Michelle Isenhoff

The Maze Runner (The Maze Runner Trilogy, book 1), by James Dashner, 2009, Book Review

the maze runnerWhoa!  Can you say “suspense”? How about “intense”? This is one of those books that sticks to your fingers the moment you pick it up. Meanwhile, your house goes to pot all around you and the kids start complaining that they’re hungry. Minor details–I could not put The Maze Runner down!
Thomas wakes up in a creaky elevator with no recollection of his past life. His memory has been wiped clean, and he has no idea where he’s going. After a long ride, he emerges in the Glade, home to about fifty other boys who came there in the same way.
The Glade is a huge courtyard with massive walls all around it. Inside the walls the boys are safe. There, they farm, sleep and tend to their survival while trying to comprehend their situation. Who are they?

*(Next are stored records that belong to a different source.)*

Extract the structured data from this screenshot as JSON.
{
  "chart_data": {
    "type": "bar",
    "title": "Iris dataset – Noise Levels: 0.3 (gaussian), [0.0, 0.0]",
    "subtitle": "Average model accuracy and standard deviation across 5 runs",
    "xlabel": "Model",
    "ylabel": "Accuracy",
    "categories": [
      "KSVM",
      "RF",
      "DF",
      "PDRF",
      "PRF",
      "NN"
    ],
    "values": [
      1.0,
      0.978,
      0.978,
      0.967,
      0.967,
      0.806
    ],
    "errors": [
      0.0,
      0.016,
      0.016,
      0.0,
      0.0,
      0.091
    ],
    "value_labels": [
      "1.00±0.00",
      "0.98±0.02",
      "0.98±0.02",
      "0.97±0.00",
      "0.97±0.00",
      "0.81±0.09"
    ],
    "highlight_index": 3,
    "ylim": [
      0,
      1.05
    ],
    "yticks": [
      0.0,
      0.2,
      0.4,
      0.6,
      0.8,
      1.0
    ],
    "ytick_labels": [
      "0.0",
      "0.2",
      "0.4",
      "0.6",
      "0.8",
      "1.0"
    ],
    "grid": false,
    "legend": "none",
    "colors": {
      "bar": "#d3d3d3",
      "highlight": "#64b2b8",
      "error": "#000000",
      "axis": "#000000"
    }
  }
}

Who put them here? And why? The answers, they believe, lie in the Maze.
In the middle of each of the Glade’s walls there is a doorway leading to a whole network of corridors. Miles and miles of corridors fashioned of the same towering walls. Each day, runners are dispatched to all corners to map the Maze. There must be a way out, if only they can find it!  But each evening the runners are careful to return to the Glade. For each evening the doors close, and Grievers stalk the corridors at night. And each night, the walls of the Maze shift.
Dashner does an extraordinary job crafting this novel. We enter the glade just as clueless as Thomas, learning as he does, in little bits and pieces, driven always to understand this baffling situation. When events beyond the ordinary begin to happen, the tensions between the  boys are superb, especially when the elevator delivers a girl! And little hints of memory, little smatterings of guilt seem to indicate that Thomas isn’t as innocent a participant as we hope.
One thing I particularly enjoyed about this story was the lingo. Instead of using common swear words, Dashner makes up a whole vocabulary of profanity unique to the Glade. It really works, illustrating frustration and anger without becoming offensive, and it adds a degree of humor. I’d much rather my kids call each other klunk, shuck, and slinthead than the usual litany of choices.
This book is intended for an audience of teens. It’s pretty mild, for the most part, with more suspense than violence, but at the end, after the boys understand the desperation of their situation, things heat up. The Griever attacks are bloody, and the climax ends in a fair amount of death. But it isn’t dark and senseless slaughter, rather it’s bravery and sacrifice.   enjoyed it immensely.
**Disclaimer added after reading books 2 and 3: While The Maze Runner is a fairly mild read, its sequels turn up the violence. Let me emphasize a 12+ recommendation. 
Watch for my upcoming reviews of the rest of the trilogy:
The Scorch Trials, book 2
The Death Cure, book 3

The Maze Runner (The Maze Runner Trilogy, book 1), by James Dashner, 2009, Book Review

3 thoughts on “The Maze Runner (The Maze Runner Trilogy, book 1), by James Dashner, 2009, Book Review

  1. That’s a tough one, Erik. It’s definitely intended for teens. It’s not an easy good vs. evil like Harry Potter. The great evil in this book is whoever set up this whole mysterious senerio. (We get hints that the reason is to train to combat a natural catastrophe, but it’s still very mysterious.) The boys’ interaction has very positive elements – they’re valiant and brave and selfless – but a lot of them die. If it was a stand-alone novel, I would probably let my nine-year-old read “The Maze Runner”. HOWEVER, the second book ups the gruesome violence. So, based on the desire the first would create to read the second (I haven’t read three yet), I’d probably make my kid wait a couple years. I’d suggest your mom read them first before saying yes.